After go through VTA code( simulator) , I found that this issue caused by VTA kPageSize logic, in this logic simulator hardcode kPageSize into 1<<12, and physical address calculate based on this size, when doing “insn->dram_base” calculation , because GetElemBytes(dst_memory_type) larger than page size, different physcial address may get same dram_base, than caused logic issue and finally trigger GEMM out put is wrong.

to fix such issue , I worked for a patch as following which would do parameter check and alert once the size mismatch issue happen.
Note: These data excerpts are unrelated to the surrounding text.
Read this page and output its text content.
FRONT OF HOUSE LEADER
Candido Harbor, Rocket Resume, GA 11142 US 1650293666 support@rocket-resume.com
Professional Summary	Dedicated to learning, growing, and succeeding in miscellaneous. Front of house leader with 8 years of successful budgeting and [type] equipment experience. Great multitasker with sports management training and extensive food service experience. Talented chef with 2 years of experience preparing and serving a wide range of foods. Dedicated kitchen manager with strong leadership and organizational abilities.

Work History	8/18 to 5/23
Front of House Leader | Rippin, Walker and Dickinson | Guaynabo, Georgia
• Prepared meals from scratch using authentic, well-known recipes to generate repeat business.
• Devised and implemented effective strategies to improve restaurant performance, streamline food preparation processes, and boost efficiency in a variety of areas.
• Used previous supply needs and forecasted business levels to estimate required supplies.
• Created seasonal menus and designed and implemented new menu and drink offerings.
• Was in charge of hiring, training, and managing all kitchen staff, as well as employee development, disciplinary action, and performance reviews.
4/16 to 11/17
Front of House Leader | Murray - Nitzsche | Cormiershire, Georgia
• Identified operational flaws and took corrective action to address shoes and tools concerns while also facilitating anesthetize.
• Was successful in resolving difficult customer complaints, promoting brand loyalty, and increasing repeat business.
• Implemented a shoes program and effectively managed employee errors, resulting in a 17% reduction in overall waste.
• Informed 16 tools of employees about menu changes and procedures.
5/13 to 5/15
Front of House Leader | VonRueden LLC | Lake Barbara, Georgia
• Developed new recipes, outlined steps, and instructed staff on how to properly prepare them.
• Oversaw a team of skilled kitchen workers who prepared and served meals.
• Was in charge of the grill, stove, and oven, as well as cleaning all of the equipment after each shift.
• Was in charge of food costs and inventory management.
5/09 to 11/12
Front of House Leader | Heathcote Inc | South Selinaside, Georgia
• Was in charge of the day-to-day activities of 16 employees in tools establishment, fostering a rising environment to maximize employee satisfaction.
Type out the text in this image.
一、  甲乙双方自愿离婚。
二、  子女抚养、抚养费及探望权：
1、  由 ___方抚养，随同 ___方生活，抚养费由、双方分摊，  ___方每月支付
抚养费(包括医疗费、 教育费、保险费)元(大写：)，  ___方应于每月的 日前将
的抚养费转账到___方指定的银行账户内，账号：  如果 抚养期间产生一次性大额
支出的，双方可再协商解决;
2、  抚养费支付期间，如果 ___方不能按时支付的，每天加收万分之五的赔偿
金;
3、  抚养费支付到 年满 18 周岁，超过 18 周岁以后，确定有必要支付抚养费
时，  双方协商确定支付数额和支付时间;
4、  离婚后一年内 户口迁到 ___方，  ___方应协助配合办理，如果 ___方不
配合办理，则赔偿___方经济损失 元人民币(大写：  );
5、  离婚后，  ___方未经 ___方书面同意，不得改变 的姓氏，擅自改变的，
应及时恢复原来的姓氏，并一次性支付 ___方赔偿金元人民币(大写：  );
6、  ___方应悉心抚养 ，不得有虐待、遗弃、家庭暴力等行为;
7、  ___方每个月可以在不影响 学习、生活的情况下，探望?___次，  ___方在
Please kindly let me know how you think for this issue and patch.

Regards
Hua

Issue:

VTA GEMM Output
[[ -5 36 -58 … -31 32 3]
[ -5 36 -58 … -31 32 3]
[ -5 36 -58 … -31 32 3]

[ -5 36 -58 … -31 32 3]
[ -5 36 -58 … -31 32 3]
[ -5 36 -58 … -31 32 3]]
numpy.dot output
[[-15 -98 40 … -68 122 -6]
[-15 -98 40 … -68 122 -6]
[-15 -98 40 … -68 122 -6]

[-15 -98 40 … -68 122 -6]
[-15 -98 40 … -68 122 -6]
[-15 -98 40 … -68 122 -6]]

Patch:
— a/tvm/vta/include/vta/hw_spec.h
+++ b/tvm/vta/include/vta/hw_spec.h
@@ -347,6 +347,9 @@ extern “C” {
/*! GEMM Micro-op end position of the inp_idx field */
#define VTA_UOP_ALU_1_1 (VTA_UOP_ALU_1_0 + VTA_LOG_INP_BUFF_DEPTH - 1)

+/*! DRAM PAGE SIZE /
+#define VTA_PAGE_BITS 12
+#define VTA_PAGE_BYTES (1<<VTA_PAGE_BITS)
/
! \brief VTA generic instruction */
typedef struct {
uint64_t word_0 : 64;

diff --git a/tvm/vta/src/sim/sim_driver.cc b/tvm/vta/src/sim/sim_driver.cc
index 6064581…5c90ba9 100644
— a/tvm/vta/src/sim/sim_driver.cc
+++ b/tvm/vta/src/sim/sim_driver.cc
@@ -177,7 +177,7 @@ class DRAM {

private:
// The bits in page table
-static constexpr vta_phy_addr_t kPageBits = 12;
+static constexpr vta_phy_addr_t kPageBits = VTA_PAGE_BITS;
// page size, also the maximum allocable size 16 K
static constexpr vta_phy_addr_t kPageSize = 1 << kPageBits;
/*! \brief A page in the DRAM */

diff --git a/tvm/vta/src/runtime.cc b/tvm/vta/src/runtime.cc
index b2d5abf…e384ed4 100644
— a/tvm/vta/src/runtime.cc
+++ b/tvm/vta/src/runtime.cc
@@ -922,7 +922,9 @@ class CommandQueue {
insn->memory_type = dst_memory_type;
insn->sram_base = dst_sram_index;
DataBuffer* src = DataBuffer::FromHandle(src_dram_addr);
-insn->dram_base = src->phy_addr() / GetElemBytes(dst_memory_type) + src_elem_offset;
+uint32_t elem_bytes = GetElemBytes(dst_memory_type);
+CHECK_GE(VTA_PAGE_BYTES, elem_bytes);
+insn->dram_base = src->phy_addr() / elem_bytes + src_elem_offset;
insn->y_size = y_size;
insn->x_size = x_size;
insn->x_stride = x_stride;

@hijang, do you mind creating a PR for this bug fix? You can then tag me so I can review it. Thank you

@thierry, thanks for the reply, sure, I would do that.